Changing stroke rehab and research worldwide now.Time is Brain! trillions and trillions of neurons that DIE each day because there are NO effective hyperacute therapies besides tPA(only 12% effective). I have 523 posts on hyperacute therapy, enough for researchers to spend decades proving them out. These are my personal ideas and blog on stroke rehabilitation and stroke research. Do not attempt any of these without checking with your medical provider. Unless you join me in agitating, when you need these therapies they won't be there.

What this blog is for:

My blog is not to help survivors recover, it is to have the 10 million yearly stroke survivors light fires underneath their doctors, stroke hospitals and stroke researchers to get stroke solved. 100% recovery. The stroke medical world is completely failing at that goal, they don't even have it as a goal. Shortly after getting out of the hospital and getting NO information on the process or protocols of stroke rehabilitation and recovery I started searching on the internet and found that no other survivor received useful information. This is an attempt to cover all stroke rehabilitation information that should be readily available to survivors so they can talk with informed knowledge to their medical staff. It lays out what needs to be done to get stroke survivors closer to 100% recovery. It's quite disgusting that this information is not available from every stroke association and doctors group.

Saturday, July 15, 2023

Proportional Recovery After Stroke: Addressing Concerns Regarding Mathematical Coupling and Ceiling Effects

A stake needs to be driven through the heart of proportional recovery and anyone researching it. Survivors don't want proportional recovery they want 100% recovery. ARE YOU THAT FUCKING STUPID!
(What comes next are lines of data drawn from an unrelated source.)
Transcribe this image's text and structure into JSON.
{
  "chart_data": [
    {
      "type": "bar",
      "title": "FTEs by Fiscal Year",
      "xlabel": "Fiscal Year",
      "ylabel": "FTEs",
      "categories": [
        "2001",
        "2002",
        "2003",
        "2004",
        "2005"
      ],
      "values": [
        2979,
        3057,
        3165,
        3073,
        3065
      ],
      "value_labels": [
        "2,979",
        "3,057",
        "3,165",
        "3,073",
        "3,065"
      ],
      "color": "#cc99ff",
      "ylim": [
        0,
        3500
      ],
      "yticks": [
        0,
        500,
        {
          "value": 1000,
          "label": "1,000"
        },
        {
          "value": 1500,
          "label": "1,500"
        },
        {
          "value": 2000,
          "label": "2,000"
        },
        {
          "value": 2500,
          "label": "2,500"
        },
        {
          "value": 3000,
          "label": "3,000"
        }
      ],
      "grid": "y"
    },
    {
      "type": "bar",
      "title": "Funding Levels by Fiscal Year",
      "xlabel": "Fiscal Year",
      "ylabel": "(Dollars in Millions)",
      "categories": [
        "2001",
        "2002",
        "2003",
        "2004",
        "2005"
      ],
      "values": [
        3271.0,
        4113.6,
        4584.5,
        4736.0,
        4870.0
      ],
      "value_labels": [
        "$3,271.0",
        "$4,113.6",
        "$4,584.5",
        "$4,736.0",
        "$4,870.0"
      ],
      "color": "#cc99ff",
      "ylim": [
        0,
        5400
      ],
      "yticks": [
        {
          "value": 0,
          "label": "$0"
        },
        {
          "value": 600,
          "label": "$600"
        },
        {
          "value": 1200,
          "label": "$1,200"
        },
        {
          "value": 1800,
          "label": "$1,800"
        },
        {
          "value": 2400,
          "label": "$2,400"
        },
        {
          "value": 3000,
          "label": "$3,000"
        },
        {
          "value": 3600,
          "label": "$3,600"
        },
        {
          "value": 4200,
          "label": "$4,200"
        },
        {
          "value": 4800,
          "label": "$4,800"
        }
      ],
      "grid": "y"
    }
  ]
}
 Proportional recovery means your doctor, your hospital and your therapists have all completely failed you. They are normalizing failure.

 

Proportional Recovery After Stroke: Addressing Concerns Regarding Mathematical Coupling and Ceiling Effects

Abstract

Baseline scores after stroke have long been known as a good predictor of post-stroke outcomes. Similarly, the extent of baseline impairment has been shown to strongly correlate with spontaneous recovery in the first 3 to 6 months after stroke, a principle known as proportional recovery. However, recent critiques have proposed that proportional recovery is confounded, most notably by mathematical coupling and ceiling effects, and that it may not be a valid model for post-stroke recovery. This article reviews the current understanding of proportional recovery after stroke, discusses its supposed confounds of mathematical coupling and ceiling effects, and comments on the validity and usefulness of proportional recovery as a model for post-stroke recovery. We demonstrate that mathematical coupling of the true measurement value is not a real statistical confound, but rather a notational construct that has no effect on the correlation itself. On the other hand, mathematical coupling does apply to the measurement error and can spuriously amplify correlation effect sizes, but should be negligible in most cases. We also explain that compression toward ceiling and the corresponding proportional recovery relationship are consistent with our understanding of post-stroke recovery dynamics, rather than being unwanted confounds. However, while proportional recovery is valid, it is not particularly groundbreaking or meaningful as previously thought, just like how correlations between baseline scores and outcomes are relatively common in stroke research. Whether through proportional recovery or baseline-outcome regression, baseline scores are a starting point for investigating factors that determine recovery and outcomes after stroke.